Why didn’t He like it? The only reason that agrees with the unbroken scripture, would be that it would hurt His children. To God we are like 2-4 yr olds, Satan is like a teenager trying to fool us into hurting each other then having us the young children fight each other while turning to Satan for help to have more power. God allows this till one of His little ones starts to cry, before this we would not turn to God, because we think we can handle it ourselves.
It does say that the evil one has blinded men to the truth of God. The truth of God would be God’s Word. So yes.
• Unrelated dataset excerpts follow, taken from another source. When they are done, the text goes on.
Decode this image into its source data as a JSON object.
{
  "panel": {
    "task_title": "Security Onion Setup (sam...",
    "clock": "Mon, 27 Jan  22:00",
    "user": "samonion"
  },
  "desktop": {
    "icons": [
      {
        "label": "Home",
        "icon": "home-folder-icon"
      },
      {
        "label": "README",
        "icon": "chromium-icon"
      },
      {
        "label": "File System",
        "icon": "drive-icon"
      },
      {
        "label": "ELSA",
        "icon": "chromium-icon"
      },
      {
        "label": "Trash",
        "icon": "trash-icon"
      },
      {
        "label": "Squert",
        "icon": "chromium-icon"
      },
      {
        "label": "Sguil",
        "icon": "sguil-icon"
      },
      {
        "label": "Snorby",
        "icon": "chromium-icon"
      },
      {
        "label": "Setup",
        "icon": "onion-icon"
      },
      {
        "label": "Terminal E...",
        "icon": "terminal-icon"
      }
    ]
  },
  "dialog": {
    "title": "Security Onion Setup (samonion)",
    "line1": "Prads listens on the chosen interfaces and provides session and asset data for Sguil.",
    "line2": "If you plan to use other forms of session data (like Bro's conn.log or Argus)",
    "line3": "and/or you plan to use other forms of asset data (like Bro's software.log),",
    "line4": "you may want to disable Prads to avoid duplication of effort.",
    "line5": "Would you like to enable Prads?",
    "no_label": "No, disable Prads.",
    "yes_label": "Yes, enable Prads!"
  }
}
It’s interesting to note, incidentally, that contrary to popular belief, God did not destroy the tower in the story, he just confounded the people’s language so that they became disorganized and “scattered,” and stopped building the tower on their own. This gives the story the earmarks as a just-so story for not only for multiple languages, but possibly for an unfinished (or unfinished looking) ruin of a tower somewhere. It wouldn’t be the only time a myth was spun to explain an ancient (ancient even relative to the writing of the Hebrew Bible) ruin. They did it with Jericho, for instance.
Even with being a John & Yoko shipper, that made me laugh.
I 'unno. Toronto?
IIRC, Jericho was inhabited alongside the ancient Hebrews. The Babel story is cleary a “history” myth meant to explain the origin of things. As a record of early oral histories, the Bible is unusual in not having them, but there are some.
It’s a juste si story, is all.
As stated upthread, it’s clearly a “just-so” story explaining the multiplicity of languages, and perhaps the prevelence of ruined cities containing ziggurats. Note that in Sumeria, the tops of Ziggurats were symbolically magic places, and linked with the connection of heaven and earth:
Thus, it may not have originally meant a tower that literally reached as high as heaven, but one that symbolically or ritually did so - in that it contained a shrine of the gods that existed in a sacred space, that is, the “heavens”; that connected the world of men (the earth) and the world of the gods (heaven). Perhaps the original story-tellers, or redactors, heard of this, and misunderstood the notion - the tower in the story became one which literally reached as high as the heavens.
The notion that God is afraid of humans becomming too powerful (and messing with them so they won’t) is a common biblical theme. The same idea is found in the Adam & Eve story.